For larger changes, it is often worth clearing the entire table and filling it. Here, for example, we clear all mutations from the mutations table, then fill it up again, if possible using a more parsimonious placement of mutations (i.e. a placement that would better explain the observed variation among samples - see the Parsimony tutorial section). This also involves changing the ancestral state at the site if necessary.

# Make a tree sequence with loads of recurrent/back mutations, for testing only
ts = msprime.sim_ancestry(10, sequence_length=100, recombination_rate=0.1, random_seed=123)
ts = msprime.sim_mutations(ts, rate=0.1, random_seed=456)
print("Original ts has", ts.num_mutations, "mutations on", ts.num_trees, "trees")
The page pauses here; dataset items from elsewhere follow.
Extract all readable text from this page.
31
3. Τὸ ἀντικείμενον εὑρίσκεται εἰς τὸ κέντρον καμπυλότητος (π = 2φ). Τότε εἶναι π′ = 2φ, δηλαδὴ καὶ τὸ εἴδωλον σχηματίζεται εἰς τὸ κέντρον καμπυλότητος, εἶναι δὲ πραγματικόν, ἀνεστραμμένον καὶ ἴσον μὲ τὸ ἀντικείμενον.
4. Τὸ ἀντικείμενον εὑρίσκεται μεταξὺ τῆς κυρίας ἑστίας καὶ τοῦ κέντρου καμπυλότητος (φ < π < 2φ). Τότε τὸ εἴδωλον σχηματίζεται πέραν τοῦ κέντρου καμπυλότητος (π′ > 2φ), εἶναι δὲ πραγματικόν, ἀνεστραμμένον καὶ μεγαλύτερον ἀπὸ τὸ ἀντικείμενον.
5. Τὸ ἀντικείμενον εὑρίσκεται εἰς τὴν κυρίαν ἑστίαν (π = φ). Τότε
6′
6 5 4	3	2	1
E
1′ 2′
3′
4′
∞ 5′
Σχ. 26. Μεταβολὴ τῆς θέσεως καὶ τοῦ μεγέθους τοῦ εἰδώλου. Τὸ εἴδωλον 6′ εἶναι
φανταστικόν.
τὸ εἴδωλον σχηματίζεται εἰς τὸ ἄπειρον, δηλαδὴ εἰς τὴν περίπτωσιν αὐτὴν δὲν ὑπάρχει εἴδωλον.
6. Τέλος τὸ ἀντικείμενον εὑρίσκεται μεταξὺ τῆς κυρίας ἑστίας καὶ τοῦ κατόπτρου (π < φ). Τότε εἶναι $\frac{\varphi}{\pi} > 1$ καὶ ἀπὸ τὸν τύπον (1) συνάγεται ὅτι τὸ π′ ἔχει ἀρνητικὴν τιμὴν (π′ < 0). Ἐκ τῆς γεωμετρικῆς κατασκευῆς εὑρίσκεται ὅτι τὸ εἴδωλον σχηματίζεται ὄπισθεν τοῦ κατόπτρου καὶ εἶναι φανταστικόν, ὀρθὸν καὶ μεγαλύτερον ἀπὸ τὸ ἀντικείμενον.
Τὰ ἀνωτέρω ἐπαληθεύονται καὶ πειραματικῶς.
tables = ts.dump_tables()  # Copy the table collection associated with this tree sequence
tables.mutations.clear()  # Clear all mutations in the table collection copy
variant = tskit.Variant(ts)  # Reuse the same Variant object
for tree in ts.trees():
    for site in tree.sites():
        variant.decode(site.id)  # Efficient if ids are sequential
        anc_state, mutations = tree.map_mutations(variant.genotypes, variant.alleles)
        if len(mutations) <  len(site.mutations):
            # Genotypes can be explained with a more parsimonious distribution of mutations
            if anc_state != site.ancestral_state:
                tables.sites[site.id] = tables.sites[site.id].replace(ancestral_state=anc_state)
            for mut in mutations:
                tables.mutations.append(mut.replace(site=site.id))            
        else:
            # Add the original mutations back in (note that parent ids may have changed,
            # so we will need to call compute_mutation_parents at the end)
            for mut in site.mutations:
                tables.mutations.append(mut)
tables.compute_mutation_parents()
tables.compute_mutation_times()
tables.sort()
parsimonious_ts = tables.tree_sequence()

print("Parsimonious ts has", ts.num_mutations - parsimonious_ts.num_mutations, "fewer muts")

# Optional checks
assert ts.num_trees == parsimonious_ts.num_trees
assert ts.num_sites == parsimonious_ts.num_sites
for v1, v2 in zip(ts.variants(), parsimonious_ts.variants()):
    # convert alleles to numpy arrays so we can index into them easily
    alleles1, alleles2 = np.array(v1.alleles), np.array(v2.alleles)
    # Verify the distribution of variation is the same, by comparing the allelic state
    assert np.all(alleles1[v1.genotypes] == alleles2[v2.genotypes])
Original ts has 154 mutations on 71 trees
Parsimonious ts has 33 fewer muts

Note

In the code above we iterate over the trees in the original tree sequence, but make changes to a copy of the tables associated with those trees, modifying the table collection as we go. This is a common idiom.